The "shifting environment" of the world's capital markets is posing big challenges for U.S. and foreign regulators, many of whom have at their disposal laws crafted in a different era to offer protections to investors.

"Clearly as the globalization of financial markets and as the cross-border nature of investing accelerates, we're increasingly faced with an inadequacy of our current regulatory entities in the jurisdiction framed in a simpler past period," he said. The Sarbanes-Oxley Act of 2002, for example, was an attempt to update compliance regulations dating back to the mid-1930s.

Donaldson cited the registration of the growing hedge fund industry as an example of a segment of the financial services sector that needed more oversight, particularly since the industry is expected to grow, according to one estimate, to $21 trillion in 2012 from $6 trillion today.

"It's such a shifting environment that you'll be forced to assess the risks and determine the pricing of D&O insurance that will be sought," said Donaldson, the keynote luncheon speaker at the annual gathering of the Professional Liability Underwriting Society on February 6 in New York.

What used to be a routine assignment for underwriters--covering directors and officers of private equity firms for those seeking it--has become more difficult as these funds use borrowed capital or form separate companies to buy other companies.

"Risk profiles are varied and we need the underwriter to understand the business," said Nicolas J. Conca, managing principal of Integro Insurance Brokers. Many of the top managers running private equity funds today are highly educated, love numbers and understand risk; and these managers will expect the same of their broker, he said.

For example, funds often buy the minimum amount of coverage, reasoning that their management teams will not be at fault should a plaintiff slap them with a class-action suit, said Conca. By contrast, a corporate risk manager for a Fortune 500 company tends to be more risk averse, and is more likely to buy the maximum D&O coverage.

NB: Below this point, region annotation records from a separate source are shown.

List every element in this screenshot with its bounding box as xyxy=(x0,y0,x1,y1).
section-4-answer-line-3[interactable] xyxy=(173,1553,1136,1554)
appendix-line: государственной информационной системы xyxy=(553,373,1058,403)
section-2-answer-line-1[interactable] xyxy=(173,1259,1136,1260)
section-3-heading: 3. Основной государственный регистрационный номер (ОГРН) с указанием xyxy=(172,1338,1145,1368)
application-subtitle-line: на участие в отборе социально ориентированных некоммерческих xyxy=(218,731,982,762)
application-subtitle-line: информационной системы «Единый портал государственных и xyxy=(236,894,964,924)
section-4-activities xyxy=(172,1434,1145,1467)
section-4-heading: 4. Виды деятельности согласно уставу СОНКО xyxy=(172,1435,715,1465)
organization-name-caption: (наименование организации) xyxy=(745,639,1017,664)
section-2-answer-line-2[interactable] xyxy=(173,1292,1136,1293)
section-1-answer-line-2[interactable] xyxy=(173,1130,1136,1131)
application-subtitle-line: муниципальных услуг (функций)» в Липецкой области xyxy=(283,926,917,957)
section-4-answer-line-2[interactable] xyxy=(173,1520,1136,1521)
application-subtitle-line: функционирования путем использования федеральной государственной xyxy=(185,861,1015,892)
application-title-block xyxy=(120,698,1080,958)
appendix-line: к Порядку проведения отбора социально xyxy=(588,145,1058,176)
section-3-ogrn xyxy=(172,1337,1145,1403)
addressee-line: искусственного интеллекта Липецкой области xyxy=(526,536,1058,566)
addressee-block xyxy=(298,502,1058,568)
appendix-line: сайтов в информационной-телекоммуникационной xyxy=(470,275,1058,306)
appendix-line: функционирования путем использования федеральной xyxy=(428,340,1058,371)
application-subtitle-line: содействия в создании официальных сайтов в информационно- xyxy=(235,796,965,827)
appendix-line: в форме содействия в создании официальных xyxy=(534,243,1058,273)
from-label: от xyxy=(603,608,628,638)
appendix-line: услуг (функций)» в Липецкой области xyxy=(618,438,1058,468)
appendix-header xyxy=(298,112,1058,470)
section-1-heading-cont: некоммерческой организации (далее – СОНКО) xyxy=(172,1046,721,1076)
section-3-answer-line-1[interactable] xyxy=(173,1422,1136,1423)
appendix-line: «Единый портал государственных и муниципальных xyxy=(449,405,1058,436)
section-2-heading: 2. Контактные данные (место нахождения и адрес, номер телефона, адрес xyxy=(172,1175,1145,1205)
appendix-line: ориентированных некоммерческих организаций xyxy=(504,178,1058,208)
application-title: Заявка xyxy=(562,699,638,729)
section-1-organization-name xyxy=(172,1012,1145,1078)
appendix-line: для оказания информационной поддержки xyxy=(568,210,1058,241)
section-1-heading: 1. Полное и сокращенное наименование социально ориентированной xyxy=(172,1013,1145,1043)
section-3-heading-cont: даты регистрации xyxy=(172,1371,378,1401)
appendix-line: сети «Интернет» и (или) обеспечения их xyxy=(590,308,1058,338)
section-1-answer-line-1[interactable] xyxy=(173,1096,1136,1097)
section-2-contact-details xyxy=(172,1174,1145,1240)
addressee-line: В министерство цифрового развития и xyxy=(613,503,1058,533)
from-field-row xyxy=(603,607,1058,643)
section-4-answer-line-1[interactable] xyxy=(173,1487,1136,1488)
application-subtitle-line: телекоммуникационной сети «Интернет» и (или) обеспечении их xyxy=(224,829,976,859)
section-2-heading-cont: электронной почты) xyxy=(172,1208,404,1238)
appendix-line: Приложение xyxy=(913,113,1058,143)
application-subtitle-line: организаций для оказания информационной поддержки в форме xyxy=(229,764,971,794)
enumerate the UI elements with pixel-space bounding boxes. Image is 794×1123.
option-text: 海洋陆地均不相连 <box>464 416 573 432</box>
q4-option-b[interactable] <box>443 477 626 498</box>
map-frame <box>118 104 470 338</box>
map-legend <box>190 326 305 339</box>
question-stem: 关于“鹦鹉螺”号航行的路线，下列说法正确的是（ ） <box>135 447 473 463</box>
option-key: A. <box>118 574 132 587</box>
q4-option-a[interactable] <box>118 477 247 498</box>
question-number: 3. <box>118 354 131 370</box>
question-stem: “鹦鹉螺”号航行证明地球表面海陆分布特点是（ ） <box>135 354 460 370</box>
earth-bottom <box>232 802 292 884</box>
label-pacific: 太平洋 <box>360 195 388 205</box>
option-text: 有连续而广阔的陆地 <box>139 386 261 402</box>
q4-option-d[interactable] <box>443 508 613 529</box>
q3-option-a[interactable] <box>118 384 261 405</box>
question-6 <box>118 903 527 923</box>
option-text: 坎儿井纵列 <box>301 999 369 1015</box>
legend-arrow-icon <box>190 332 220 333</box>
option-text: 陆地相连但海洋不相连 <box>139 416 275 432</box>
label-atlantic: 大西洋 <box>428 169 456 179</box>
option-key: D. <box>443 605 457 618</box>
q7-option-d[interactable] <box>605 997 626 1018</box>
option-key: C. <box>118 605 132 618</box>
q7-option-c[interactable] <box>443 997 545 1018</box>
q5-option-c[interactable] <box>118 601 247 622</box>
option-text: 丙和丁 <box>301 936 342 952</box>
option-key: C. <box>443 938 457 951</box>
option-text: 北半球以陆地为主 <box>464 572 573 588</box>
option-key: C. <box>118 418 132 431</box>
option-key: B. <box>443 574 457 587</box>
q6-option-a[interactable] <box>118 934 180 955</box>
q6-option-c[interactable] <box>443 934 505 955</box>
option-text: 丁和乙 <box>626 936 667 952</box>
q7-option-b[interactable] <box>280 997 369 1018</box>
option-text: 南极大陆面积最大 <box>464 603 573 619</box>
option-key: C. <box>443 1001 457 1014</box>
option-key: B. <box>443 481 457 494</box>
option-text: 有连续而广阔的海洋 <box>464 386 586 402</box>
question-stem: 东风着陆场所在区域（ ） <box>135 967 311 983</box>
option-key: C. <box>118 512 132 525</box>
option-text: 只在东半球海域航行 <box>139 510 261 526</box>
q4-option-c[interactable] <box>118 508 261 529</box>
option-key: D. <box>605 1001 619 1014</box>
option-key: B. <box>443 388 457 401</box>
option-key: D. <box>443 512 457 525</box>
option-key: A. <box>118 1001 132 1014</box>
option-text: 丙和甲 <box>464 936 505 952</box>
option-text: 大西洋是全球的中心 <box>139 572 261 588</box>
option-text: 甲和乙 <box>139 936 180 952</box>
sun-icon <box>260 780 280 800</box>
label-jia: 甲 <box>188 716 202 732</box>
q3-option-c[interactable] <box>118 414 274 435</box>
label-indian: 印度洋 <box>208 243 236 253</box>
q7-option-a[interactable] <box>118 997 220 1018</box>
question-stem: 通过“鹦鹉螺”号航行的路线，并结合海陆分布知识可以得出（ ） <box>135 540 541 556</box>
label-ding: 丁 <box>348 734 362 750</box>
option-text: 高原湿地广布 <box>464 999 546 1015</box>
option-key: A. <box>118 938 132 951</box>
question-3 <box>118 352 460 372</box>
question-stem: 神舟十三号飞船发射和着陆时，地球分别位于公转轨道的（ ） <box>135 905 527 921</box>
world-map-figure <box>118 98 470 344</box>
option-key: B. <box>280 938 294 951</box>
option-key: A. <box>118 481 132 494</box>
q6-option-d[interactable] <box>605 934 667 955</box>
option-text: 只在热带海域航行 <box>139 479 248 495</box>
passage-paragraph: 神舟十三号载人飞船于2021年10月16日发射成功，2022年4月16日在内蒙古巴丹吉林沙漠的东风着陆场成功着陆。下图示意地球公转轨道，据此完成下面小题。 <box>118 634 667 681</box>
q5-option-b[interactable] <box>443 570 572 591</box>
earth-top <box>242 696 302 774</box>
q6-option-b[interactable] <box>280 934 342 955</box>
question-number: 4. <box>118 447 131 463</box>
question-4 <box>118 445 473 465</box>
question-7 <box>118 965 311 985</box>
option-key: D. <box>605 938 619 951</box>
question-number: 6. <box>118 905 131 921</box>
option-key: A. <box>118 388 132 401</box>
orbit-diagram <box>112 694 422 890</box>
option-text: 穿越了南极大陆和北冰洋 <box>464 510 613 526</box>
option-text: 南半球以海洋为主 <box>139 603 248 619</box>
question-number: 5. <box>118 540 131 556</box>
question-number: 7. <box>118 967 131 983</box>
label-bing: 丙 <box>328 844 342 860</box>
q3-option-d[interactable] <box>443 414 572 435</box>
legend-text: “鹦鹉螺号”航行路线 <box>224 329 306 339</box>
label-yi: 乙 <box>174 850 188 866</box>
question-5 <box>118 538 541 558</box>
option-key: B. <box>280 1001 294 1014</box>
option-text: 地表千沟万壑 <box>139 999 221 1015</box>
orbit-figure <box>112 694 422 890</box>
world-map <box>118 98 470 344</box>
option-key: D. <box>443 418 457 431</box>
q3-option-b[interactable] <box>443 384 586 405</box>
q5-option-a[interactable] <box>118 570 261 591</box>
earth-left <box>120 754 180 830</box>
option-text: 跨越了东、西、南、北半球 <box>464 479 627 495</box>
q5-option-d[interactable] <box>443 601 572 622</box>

Even trickier for underwriters is the liability of a director serving in two roles: as the director of an investment portfolio, and as a partner of a separate firm that invests in that portfolio.

Carl E. Metzger, a partner at Goodwin Proctor LLP in Boston, said class action suits are beginning to name the individual director as a plaintiff and the private equity firm as well.

A deregulated financial services world, while it has made access to capital easier and cheaper, has also meant more risk.

"The immediate repackaging of mortgage instruments for sale has obviated much of the responsibility for restrictive covenants since the instruments will be resold immediately," said Donaldson.

As a result of the subprime mortgage meltdown, banks, brokerages and bond insurance companies are facing a raft of professional liability-related litigation.